Writing in Britain''s The Guardian newspaper, Greer described the film as a "fraudulent and misleading fantasy", designed to promote the Federal Government''s policy of reconciliation.
Greer has pointed out what she claims are several historical inaccuracies about how Aborigines were treated in 1939, when the film was set.
"The scale of the disaster that is Baz Luhrmann''s Australia is gradually becoming apparent," News. com. au quoted Greer, as stating in the newspaper.
Greer describes the film''s plot as "fatuous" and says the film''s "greatest asset" is Brandon Walters, a 12-year-old Aboriginal boy who plays Nullah.

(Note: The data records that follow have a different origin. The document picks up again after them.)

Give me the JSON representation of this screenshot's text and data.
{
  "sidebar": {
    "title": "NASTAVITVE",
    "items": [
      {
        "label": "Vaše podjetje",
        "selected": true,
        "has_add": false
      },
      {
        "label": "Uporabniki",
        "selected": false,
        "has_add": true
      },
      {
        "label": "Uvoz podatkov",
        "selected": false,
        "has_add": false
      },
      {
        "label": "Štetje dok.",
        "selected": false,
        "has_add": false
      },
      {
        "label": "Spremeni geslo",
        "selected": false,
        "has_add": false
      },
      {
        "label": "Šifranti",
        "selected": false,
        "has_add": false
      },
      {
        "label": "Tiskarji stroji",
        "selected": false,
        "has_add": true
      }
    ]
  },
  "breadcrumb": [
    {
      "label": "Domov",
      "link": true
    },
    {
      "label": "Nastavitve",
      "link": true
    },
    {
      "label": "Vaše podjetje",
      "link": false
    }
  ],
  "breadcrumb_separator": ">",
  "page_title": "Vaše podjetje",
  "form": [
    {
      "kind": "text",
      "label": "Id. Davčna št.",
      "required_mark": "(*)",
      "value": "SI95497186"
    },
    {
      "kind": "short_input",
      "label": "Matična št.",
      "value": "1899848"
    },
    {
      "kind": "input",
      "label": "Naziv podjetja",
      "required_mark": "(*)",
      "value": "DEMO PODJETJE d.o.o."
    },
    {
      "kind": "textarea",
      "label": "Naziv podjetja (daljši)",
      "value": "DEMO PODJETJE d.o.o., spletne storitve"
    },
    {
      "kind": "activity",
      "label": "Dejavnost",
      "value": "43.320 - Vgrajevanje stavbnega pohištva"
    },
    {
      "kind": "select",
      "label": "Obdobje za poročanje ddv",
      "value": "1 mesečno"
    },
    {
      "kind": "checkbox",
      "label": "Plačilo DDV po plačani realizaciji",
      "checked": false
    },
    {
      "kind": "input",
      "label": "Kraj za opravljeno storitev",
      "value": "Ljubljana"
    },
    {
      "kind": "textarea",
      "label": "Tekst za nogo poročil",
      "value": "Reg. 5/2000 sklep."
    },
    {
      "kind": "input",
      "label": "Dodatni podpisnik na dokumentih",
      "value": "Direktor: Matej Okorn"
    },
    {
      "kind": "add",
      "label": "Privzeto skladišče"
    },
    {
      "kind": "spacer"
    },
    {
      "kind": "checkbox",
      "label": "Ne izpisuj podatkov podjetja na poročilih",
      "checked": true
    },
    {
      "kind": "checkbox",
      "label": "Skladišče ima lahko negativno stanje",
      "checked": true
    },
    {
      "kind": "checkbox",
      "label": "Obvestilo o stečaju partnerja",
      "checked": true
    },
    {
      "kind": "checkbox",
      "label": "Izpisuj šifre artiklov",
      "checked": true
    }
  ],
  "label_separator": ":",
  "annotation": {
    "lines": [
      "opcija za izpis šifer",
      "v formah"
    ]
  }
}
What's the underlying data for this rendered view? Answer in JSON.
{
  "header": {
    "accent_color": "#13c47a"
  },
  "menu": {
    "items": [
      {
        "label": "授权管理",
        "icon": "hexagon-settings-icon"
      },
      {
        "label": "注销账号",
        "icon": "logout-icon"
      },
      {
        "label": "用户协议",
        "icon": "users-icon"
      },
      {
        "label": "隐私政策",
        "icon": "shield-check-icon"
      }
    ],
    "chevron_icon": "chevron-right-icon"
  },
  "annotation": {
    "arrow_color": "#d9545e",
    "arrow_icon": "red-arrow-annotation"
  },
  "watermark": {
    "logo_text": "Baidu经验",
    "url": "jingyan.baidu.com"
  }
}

However, she describes as "unforgivable" Luhrmann''s decision to have Nullah speak "in a cutesified stage version of pidgin".
Besides this, Luhrmann has been accused by Greer for using acclaimed Aboriginal actor David Gulpilil''s character King George as "a cigar-store Indian, standing on one leg, the other foot propped up against his knee, silhouetted against the skyline, spar and spear-thrower in hand".
"To the few viewers who will know that this motif has been used repeatedly as a trademark, it does seem that Luhrmann is making a tasteless joke," she said. (ANI)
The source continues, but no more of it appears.